Things are different these days. At some point Max decided that maybe she wouldn’t shudder and dryheave whenever someone offers her a bite of ice cream. And one thing led to another and she’s now a (relatively) normal kid, albeit one whose sugar limits seem much less deadly than most (cf. her parents).
So. Our kids still get fewer sweets than most kids, I think, largely because their parents have just awful sweet tooths (sweet teeth?) and are trying to ensure their kids don't turn out the same way. Also, as diabetes runs in Top Management’s family, we’re trying to minimize the chances of that as much as possible.
Still, they dig their candy. Which makes the resurgence of Halloween a semi-blessed event for them.
So out we went last night and pillaged the neighborhood for hours. But we’ve instituted three rules that make the holiday quite a bit easier. The first one is this: when your bag o’ candy gets too heavy for you to carry yourself, you’re done trick-or-treating for the night/year. After a year of carrying the overflowing bags for The Rose and The Bean, I decided something had to change. This new rule makes the night much shorter and quite a bit more pleasant, as they know that there’re only so many times they can casually mention how heavy their bags are. About three blocks was the limit for them, and then they were more than happy to go home and begin gorging.
Which is the other rule. Sorta the way some parents, upon finding their offspring investigating a first cigarette might force the kid to smoke the whole pack and thus learn ‘em a lesson but good, we let our kids have quite a bit of candy both Halloween night and the next day. Far, far more than they usually get and more than’s probably good for them. And the result has tended to be that by the day after the day after Halloween, they’re pretty much done with candy for a while.
Which, naturally, means that the extra goes to their playing-it-cool parents. Heh.
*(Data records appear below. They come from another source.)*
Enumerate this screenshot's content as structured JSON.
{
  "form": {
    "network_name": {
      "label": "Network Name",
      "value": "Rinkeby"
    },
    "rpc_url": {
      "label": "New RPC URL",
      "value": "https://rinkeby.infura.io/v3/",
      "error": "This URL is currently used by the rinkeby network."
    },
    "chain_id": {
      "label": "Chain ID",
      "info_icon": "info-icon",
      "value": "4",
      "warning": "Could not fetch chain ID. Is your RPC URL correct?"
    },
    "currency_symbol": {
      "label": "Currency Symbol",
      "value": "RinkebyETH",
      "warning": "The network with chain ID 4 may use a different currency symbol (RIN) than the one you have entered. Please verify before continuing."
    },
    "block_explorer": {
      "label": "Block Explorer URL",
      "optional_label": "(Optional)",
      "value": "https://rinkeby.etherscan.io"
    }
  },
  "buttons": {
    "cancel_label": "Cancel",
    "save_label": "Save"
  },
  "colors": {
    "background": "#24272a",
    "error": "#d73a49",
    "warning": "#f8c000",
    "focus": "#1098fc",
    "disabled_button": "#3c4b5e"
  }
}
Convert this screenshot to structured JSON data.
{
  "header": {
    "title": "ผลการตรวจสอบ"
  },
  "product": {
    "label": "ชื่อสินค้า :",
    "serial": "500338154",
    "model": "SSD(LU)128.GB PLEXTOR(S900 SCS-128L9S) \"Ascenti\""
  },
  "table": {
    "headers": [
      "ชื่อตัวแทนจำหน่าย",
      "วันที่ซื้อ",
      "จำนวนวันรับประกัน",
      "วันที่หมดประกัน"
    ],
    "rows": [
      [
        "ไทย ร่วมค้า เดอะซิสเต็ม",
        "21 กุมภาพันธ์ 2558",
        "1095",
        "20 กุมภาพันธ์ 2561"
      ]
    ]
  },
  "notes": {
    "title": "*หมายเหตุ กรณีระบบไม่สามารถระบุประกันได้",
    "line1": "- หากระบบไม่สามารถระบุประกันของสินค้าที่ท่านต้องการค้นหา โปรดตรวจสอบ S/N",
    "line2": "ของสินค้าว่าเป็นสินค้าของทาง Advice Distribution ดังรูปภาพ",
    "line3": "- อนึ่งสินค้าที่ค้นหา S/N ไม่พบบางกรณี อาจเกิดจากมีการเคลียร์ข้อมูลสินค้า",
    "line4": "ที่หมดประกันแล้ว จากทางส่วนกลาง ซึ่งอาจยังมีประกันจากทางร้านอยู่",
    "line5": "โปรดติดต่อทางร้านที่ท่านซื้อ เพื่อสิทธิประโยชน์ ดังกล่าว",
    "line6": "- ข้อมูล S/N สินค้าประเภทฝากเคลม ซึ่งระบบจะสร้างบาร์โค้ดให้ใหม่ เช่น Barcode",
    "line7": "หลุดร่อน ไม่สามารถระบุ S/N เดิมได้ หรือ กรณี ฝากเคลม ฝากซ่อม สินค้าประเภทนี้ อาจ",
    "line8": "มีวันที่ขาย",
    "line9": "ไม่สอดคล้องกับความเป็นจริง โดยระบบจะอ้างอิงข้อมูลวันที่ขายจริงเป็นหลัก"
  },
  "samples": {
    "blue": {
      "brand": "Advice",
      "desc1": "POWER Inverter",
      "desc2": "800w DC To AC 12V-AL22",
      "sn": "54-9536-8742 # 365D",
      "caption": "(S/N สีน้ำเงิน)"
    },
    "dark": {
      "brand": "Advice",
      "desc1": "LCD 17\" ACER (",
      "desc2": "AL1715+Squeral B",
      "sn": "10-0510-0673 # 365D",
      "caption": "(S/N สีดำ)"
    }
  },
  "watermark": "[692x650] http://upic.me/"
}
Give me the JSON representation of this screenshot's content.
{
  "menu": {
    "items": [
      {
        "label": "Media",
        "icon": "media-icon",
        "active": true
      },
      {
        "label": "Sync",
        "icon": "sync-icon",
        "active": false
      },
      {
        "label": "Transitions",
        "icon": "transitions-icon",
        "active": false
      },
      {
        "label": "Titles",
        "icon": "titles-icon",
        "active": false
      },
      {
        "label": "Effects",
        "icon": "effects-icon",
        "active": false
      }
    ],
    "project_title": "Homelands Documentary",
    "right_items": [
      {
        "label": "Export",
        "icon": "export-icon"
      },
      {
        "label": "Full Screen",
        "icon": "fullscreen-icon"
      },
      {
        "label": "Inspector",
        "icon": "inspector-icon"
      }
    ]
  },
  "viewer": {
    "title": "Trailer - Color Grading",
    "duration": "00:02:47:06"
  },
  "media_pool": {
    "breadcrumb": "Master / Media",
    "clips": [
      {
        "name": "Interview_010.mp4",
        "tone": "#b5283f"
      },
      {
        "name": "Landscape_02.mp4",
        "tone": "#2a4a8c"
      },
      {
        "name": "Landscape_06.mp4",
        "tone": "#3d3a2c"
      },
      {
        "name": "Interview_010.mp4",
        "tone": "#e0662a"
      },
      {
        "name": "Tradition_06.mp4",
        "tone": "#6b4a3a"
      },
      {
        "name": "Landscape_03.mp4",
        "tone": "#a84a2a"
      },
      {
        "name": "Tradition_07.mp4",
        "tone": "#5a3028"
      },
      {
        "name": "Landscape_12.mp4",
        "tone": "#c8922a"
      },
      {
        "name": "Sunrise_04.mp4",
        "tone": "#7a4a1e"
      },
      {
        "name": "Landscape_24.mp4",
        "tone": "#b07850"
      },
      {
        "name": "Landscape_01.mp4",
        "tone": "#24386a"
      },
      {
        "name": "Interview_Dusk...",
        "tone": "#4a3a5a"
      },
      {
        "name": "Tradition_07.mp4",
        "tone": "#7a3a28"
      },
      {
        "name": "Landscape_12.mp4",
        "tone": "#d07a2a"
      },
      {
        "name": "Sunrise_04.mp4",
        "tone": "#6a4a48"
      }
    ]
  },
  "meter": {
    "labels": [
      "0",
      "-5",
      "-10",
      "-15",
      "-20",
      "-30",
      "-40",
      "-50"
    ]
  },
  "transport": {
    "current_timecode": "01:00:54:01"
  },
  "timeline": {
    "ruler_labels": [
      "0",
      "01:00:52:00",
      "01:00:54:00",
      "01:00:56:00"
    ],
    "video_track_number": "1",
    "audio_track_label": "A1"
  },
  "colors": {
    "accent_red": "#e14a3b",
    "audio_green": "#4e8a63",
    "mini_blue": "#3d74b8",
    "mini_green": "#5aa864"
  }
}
See how that works? We're wily, we are. We think ahead.
This is on top of Rule Number Three, which is actually a year-round rule and was stolen from The Boy’s surgeon (and whom we never credit for this brilliant concept): The Daddy Tax.
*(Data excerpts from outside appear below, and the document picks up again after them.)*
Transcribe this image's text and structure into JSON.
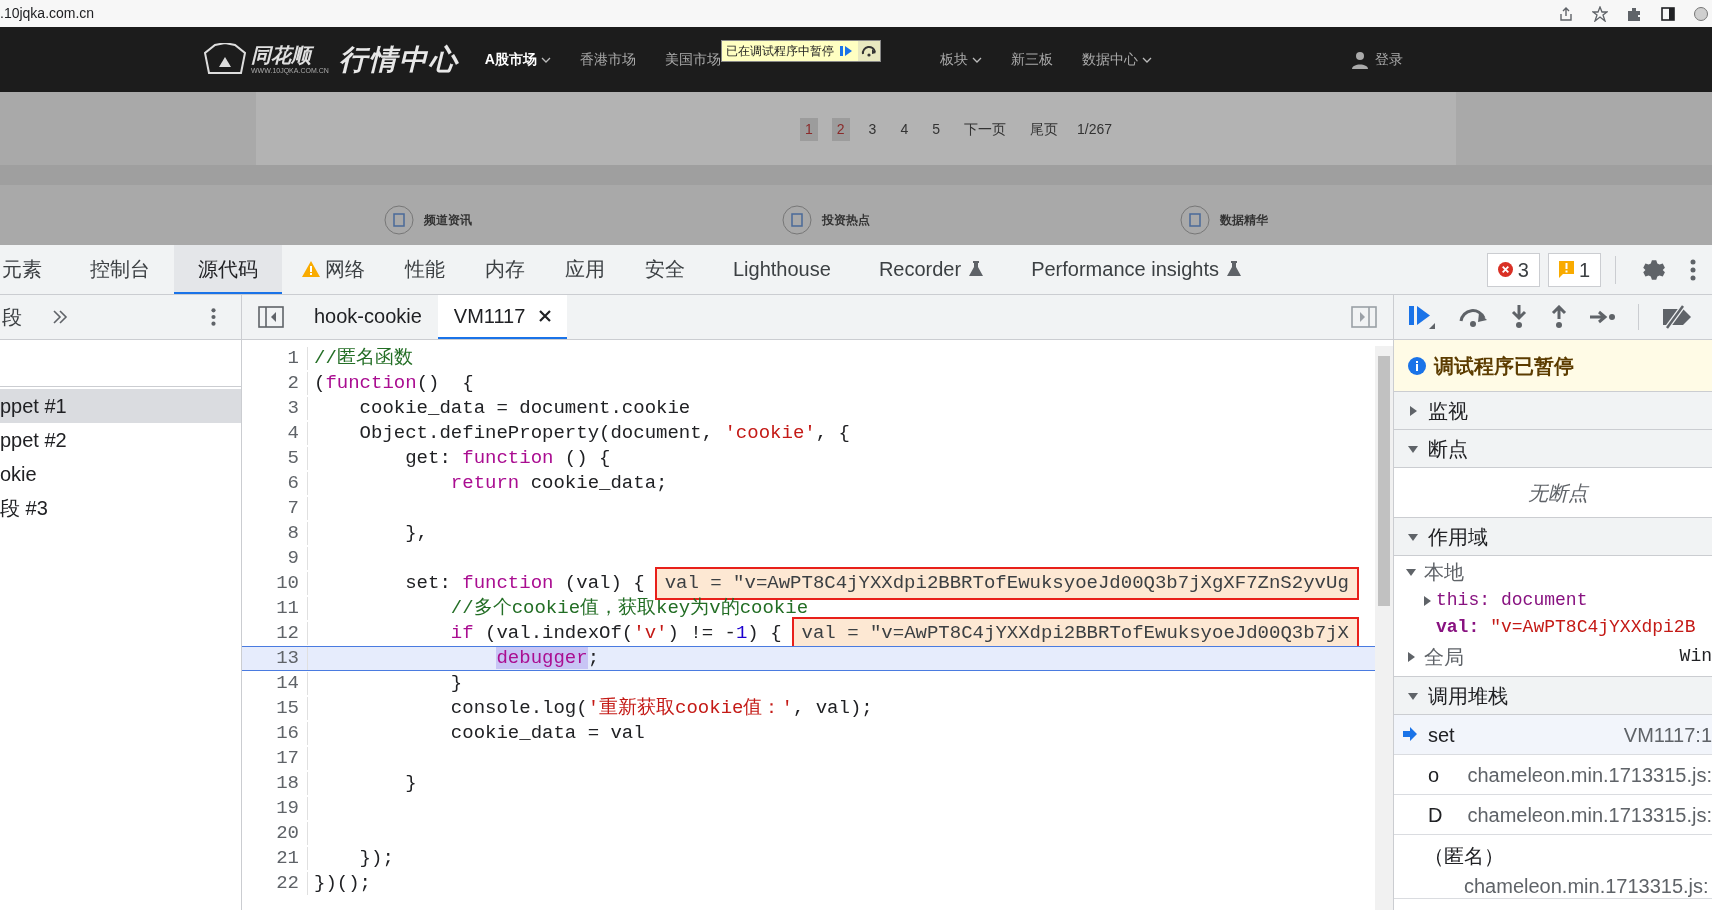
{
  "browser": {
    "url": ".10jqka.com.cn"
  },
  "site_header": {
    "logo_text": "同花顺",
    "logo_subtext": "WWW.10JQKA.COM.CN",
    "title": "行情中心",
    "nav": [
      {
        "label": "A股市场",
        "dropdown": true,
        "selected": true
      },
      {
        "label": "香港市场",
        "dropdown": false,
        "selected": false
      },
      {
        "label": "美国市场",
        "dropdown": false,
        "selected": false
      },
      {
        "label": "板块",
        "dropdown": true,
        "selected": false
      },
      {
        "label": "新三板",
        "dropdown": false,
        "selected": false
      },
      {
        "label": "数据中心",
        "dropdown": true,
        "selected": false
      }
    ],
    "login": "登录"
  },
  "paused_overlay": {
    "label": "已在调试程序中暂停"
  },
  "pagination": [
    {
      "label": "1",
      "selected": true
    },
    {
      "label": "2",
      "selected": true
    },
    {
      "label": "3",
      "selected": false
    },
    {
      "label": "4",
      "selected": false
    },
    {
      "label": "5",
      "selected": false
    },
    {
      "label": "下一页",
      "selected": false
    },
    {
      "label": "尾页",
      "selected": false
    }
  ],
  "page_count": "1/267",
  "channels": [
    "频道资讯",
    "投资热点",
    "数据精华"
  ],
  "devtools": {
    "tabs": [
      {
        "label": "元素",
        "selected": false,
        "kind": "plain"
      },
      {
        "label": "控制台",
        "selected": false,
        "kind": "plain"
      },
      {
        "label": "源代码",
        "selected": true,
        "kind": "plain"
      },
      {
        "label": "网络",
        "selected": false,
        "kind": "warning"
      },
      {
        "label": "性能",
        "selected": false,
        "kind": "plain"
      },
      {
        "label": "内存",
        "selected": false,
        "kind": "plain"
      },
      {
        "label": "应用",
        "selected": false,
        "kind": "plain"
      },
      {
        "label": "安全",
        "selected": false,
        "kind": "plain"
      },
      {
        "label": "Lighthouse",
        "selected": false,
        "kind": "plain"
      },
      {
        "label": "Recorder",
        "selected": false,
        "kind": "experimental"
      },
      {
        "label": "Performance insights",
        "selected": false,
        "kind": "experimental"
      }
    ],
    "error_count": "3",
    "warning_count": "1",
    "navigator_tab": "段",
    "snippets": [
      {
        "label": "ppet #1",
        "selected": true
      },
      {
        "label": "ppet #2",
        "selected": false
      },
      {
        "label": "okie",
        "selected": false
      },
      {
        "label": "段 #3",
        "selected": false
      }
    ],
    "file_tabs": [
      {
        "label": "hook-cookie",
        "selected": false,
        "closable": false
      },
      {
        "label": "VM1117",
        "selected": true,
        "closable": true
      }
    ],
    "code": [
      {
        "number": "1",
        "current": false,
        "tokens": [
          {
            "text": "//匿名函数",
            "kind": "comment"
          }
        ]
      },
      {
        "number": "2",
        "current": false,
        "tokens": [
          {
            "text": "(",
            "kind": "plain"
          },
          {
            "text": "function",
            "kind": "keyword"
          },
          {
            "text": "()  {",
            "kind": "plain"
          }
        ]
      },
      {
        "number": "3",
        "current": false,
        "tokens": [
          {
            "text": "    cookie_data = document.cookie",
            "kind": "plain"
          }
        ]
      },
      {
        "number": "4",
        "current": false,
        "tokens": [
          {
            "text": "    Object.defineProperty(document, ",
            "kind": "plain"
          },
          {
            "text": "'cookie'",
            "kind": "string"
          },
          {
            "text": ", {",
            "kind": "plain"
          }
        ]
      },
      {
        "number": "5",
        "current": false,
        "tokens": [
          {
            "text": "        get: ",
            "kind": "plain"
          },
          {
            "text": "function",
            "kind": "keyword"
          },
          {
            "text": " () {",
            "kind": "plain"
          }
        ]
      },
      {
        "number": "6",
        "current": false,
        "tokens": [
          {
            "text": "            return",
            "kind": "keyword"
          },
          {
            "text": " cookie_data;",
            "kind": "plain"
          }
        ]
      },
      {
        "number": "7",
        "current": false
      },
      {
        "number": "8",
        "current": false,
        "tokens": [
          {
            "text": "        },",
            "kind": "plain"
          }
        ]
      },
      {
        "number": "9",
        "current": false
      },
      {
        "number": "10",
        "current": false,
        "tokens": [
          {
            "text": "        set: ",
            "kind": "plain"
          },
          {
            "text": "function",
            "kind": "keyword"
          },
          {
            "text": " (val) {",
            "kind": "plain"
          }
        ],
        "inline_value": {
          "text": "val = \"v=AwPT8C4jYXXdpi2BBRTofEwuksyoeJd00Q3b7jXgXF7ZnS2yvUg",
          "framed": true
        }
      },
      {
        "number": "11",
        "current": false,
        "tokens": [
          {
            "text": "            //多个cookie值，获取key为v的cookie",
            "kind": "comment"
          }
        ]
      },
      {
        "number": "12",
        "current": false,
        "tokens": [
          {
            "text": "            if",
            "kind": "keyword"
          },
          {
            "text": " (val.indexOf(",
            "kind": "plain"
          },
          {
            "text": "'v'",
            "kind": "string"
          },
          {
            "text": ") != -",
            "kind": "plain"
          },
          {
            "text": "1",
            "kind": "number"
          },
          {
            "text": ") {",
            "kind": "plain"
          }
        ],
        "inline_value": {
          "text": "val = \"v=AwPT8C4jYXXdpi2BBRTofEwuksyoeJd00Q3b7jX",
          "framed": true
        }
      },
      {
        "number": "13",
        "current": true,
        "tokens": [
          {
            "text": "                debugger",
            "kind": "paused"
          },
          {
            "text": ";",
            "kind": "plain"
          }
        ]
      },
      {
        "number": "14",
        "current": false,
        "tokens": [
          {
            "text": "            }",
            "kind": "plain"
          }
        ]
      },
      {
        "number": "15",
        "current": false,
        "tokens": [
          {
            "text": "            console.log(",
            "kind": "plain"
          },
          {
            "text": "'重新获取cookie值：'",
            "kind": "string"
          },
          {
            "text": ", val);",
            "kind": "plain"
          }
        ]
      },
      {
        "number": "16",
        "current": false,
        "tokens": [
          {
            "text": "            cookie_data = val",
            "kind": "plain"
          }
        ]
      },
      {
        "number": "17",
        "current": false
      },
      {
        "number": "18",
        "current": false,
        "tokens": [
          {
            "text": "        }",
            "kind": "plain"
          }
        ]
      },
      {
        "number": "19",
        "current": false
      },
      {
        "number": "20",
        "current": false
      },
      {
        "number": "21",
        "current": false,
        "tokens": [
          {
            "text": "    });",
            "kind": "plain"
          }
        ]
      },
      {
        "number": "22",
        "current": false,
        "tokens": [
          {
            "text": "})();",
            "kind": "plain"
          }
        ]
      }
    ],
    "paused_banner": "调试程序已暂停",
    "watch": {
      "label": "监视",
      "expanded": false
    },
    "breakpoints": {
      "label": "断点",
      "expanded": true,
      "empty_text": "无断点"
    },
    "scope": {
      "label": "作用域",
      "expanded": true,
      "groups": [
        {
          "label": "本地",
          "expanded": true,
          "children": [
            {
              "name": "this:",
              "value": "document",
              "kind": "object",
              "expanded": false
            },
            {
              "name": "val:",
              "value": "\"v=AwPT8C4jYXXdpi2B",
              "kind": "string"
            }
          ]
        },
        {
          "label": "全局",
          "expanded": false,
          "value": "Win"
        }
      ]
    },
    "call_stack": {
      "label": "调用堆栈",
      "expanded": true,
      "frames": [
        {
          "name": "set",
          "location": "VM1117:1",
          "current": true
        },
        {
          "name": "o",
          "location": "chameleon.min.1713315.js:",
          "current": false
        },
        {
          "name": "D",
          "location": "chameleon.min.1713315.js:",
          "current": false
        },
        {
          "name": "（匿名）",
          "location": "chameleon.min.1713315.js:",
          "current": false
        }
      ]
    }
  }
}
Whenever the kids gets a donut at church or a cookie with their Happy Meal or whatever, Daddy gets the first bite. If Daddy's not there, Top Management gets the option, although she usually declines, the softie, which makes the chillen even more pleased by my absence than usual.
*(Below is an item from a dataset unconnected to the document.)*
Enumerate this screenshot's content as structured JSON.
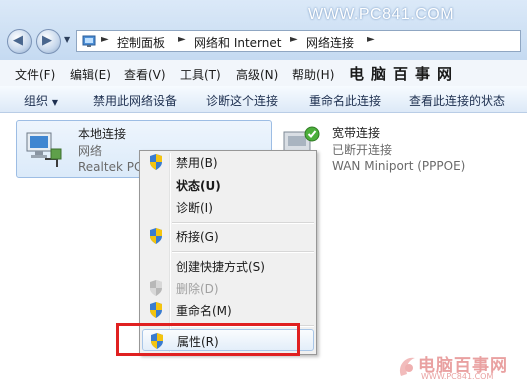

In the case of Halloween candy, they pretty much have to tithe to both their parents. Top Management tends to get most of the Skittles—which has the extra benefit of her extra-sensitive senses noticing the presence of razorblades—while I tend to swipe the Reese’s Peanut Butter Cups. It’s a fine, fine rule o’ thumb and one which I’m certainly glad my parents never instituted. But, I mean, seriously, what’s the point of having children if you can’t scam ‘em?